Nehmen wir als Beispiel einfach den Daimler, weil das Bremer Werk von dem Platz, wo ich hier tippe, nur 500 m Luftlinie entfernt liegt. Bekanntlich hatte der Jürgen Schrempp mit dem Nobelautobauer große Pläne: ein ‚Weltkonzern‘ sollte aus dem schwäbischen Traditionsunternehmen werden, ein ‚Global Player‘ in der ersten Liga, der auch noch jede Menge ‚Synergien‘ erzeugt. Ein strahlender Held der Weltwirtschaft also. Das waren also die ‚Wants‘ dieser firmenzentrierten Erzählung.
Also ging das Management shoppen, um überhaupt mit irgendwem die erwünschten Synergien austauschen zu können: Chrysler kam hinzu, Mitsubishi, und dann noch jede Menge Allotria drumherum: Flugzeugbau, Raumfahrt, Logistik, Dienstleistungen usw. Eine klassische Romankonstellation: Der Held vergaloppiert sich heillos, verprasst das elterliche Vermögen – und denkt dabei auch noch, dass er jetzt jemand ganz anderes und wichtigeres wäre. Daimler nannte sich DaimlerChrysler …

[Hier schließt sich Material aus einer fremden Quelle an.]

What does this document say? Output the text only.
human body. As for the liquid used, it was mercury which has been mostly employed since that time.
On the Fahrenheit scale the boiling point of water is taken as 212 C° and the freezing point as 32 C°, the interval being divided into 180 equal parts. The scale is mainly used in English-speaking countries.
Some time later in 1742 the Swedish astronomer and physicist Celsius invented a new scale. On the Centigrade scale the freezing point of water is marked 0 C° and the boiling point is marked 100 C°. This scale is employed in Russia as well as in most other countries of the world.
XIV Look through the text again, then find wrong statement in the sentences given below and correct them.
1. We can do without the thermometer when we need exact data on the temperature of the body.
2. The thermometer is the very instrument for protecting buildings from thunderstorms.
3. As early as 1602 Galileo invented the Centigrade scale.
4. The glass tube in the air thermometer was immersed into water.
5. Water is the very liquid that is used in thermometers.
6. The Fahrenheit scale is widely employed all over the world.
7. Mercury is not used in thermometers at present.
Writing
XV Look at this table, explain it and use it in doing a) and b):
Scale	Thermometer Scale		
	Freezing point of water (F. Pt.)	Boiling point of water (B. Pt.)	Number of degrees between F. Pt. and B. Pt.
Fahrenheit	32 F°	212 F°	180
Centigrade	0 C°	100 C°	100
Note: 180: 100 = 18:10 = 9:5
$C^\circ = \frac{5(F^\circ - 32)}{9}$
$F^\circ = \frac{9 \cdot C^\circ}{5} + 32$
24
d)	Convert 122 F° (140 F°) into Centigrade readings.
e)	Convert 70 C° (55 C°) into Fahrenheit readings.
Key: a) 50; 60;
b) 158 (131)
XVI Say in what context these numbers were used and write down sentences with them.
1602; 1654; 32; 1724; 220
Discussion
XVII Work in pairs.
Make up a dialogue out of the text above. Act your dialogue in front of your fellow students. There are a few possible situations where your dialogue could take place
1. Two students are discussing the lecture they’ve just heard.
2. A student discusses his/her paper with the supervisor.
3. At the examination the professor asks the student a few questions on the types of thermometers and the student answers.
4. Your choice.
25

So weit, so gut: Dann kam die Katharsis, das reinigende Gewitter – mit dem Markt als zürnendem ‚deus ex machina‘. Alles, was die Planer sich gedacht hatten, das haute nämlich nicht hin. Der böse Zauberer Jürgen Schrempp musste gehen, die Halteseile zu den falschen Freunden absaufenden Tochterunternehmen wurden gekappt, und der Held erfuhr jetzt erst, was seine eigentlichen ‚Needs‘ seien: Die ‚Rückbesinnung auf die Kernkompetenzen‘ stand plötzlich auf der Agenda, es würden zukünftig Nobelautos gebaut und sonst gar nichts. Der Held hatte Bescheidenheit gelernt und war gesundet. Eigentlich hätte er auch gleich zu Hause bleiben können. Die Geschichte schließt also mit einer wahrhaft schwäbischen Moral: Bleibe daheim und nähre dich redlich.
So dramaturgisch beschrieben wird es allerdings auch zur Romanhandlung, zum ‚Plot‚ wie die Schreiber sagen. Wichtig daran für Zwecke der Öffentlichkeitsarbeit ist, dass auch Jubiläumsbroschüren, Festschriften, Unternehmensgeschichten usw. nur gelesen werden, wenn ihnen ein solcher Plot zugrunde liegt, der überhaupt erst das Interesse weckt. Auch diese Medien brauchen eine erzählerische Dramaturgie, die den ‚Helden‘ über Umwege ans Ziel führt und auch kritische Momente nicht verschweigt. Die üblichen Jubelperser-Texte aus dem Genre der Firmenlyrik jedenfalls verfehlen zumeist ihren Zweck, weil sie keinerlei Konflikte und Überraschungen enthalten: "Im Jahre 1880 hatte der Firmengründer Willi Wichtig die Vision eines florierenden Kosmetikkonzerns und an dieser Vision halten wir auch als börsennotiertes Unternehmen heute noch fest". Nee – wat spannend!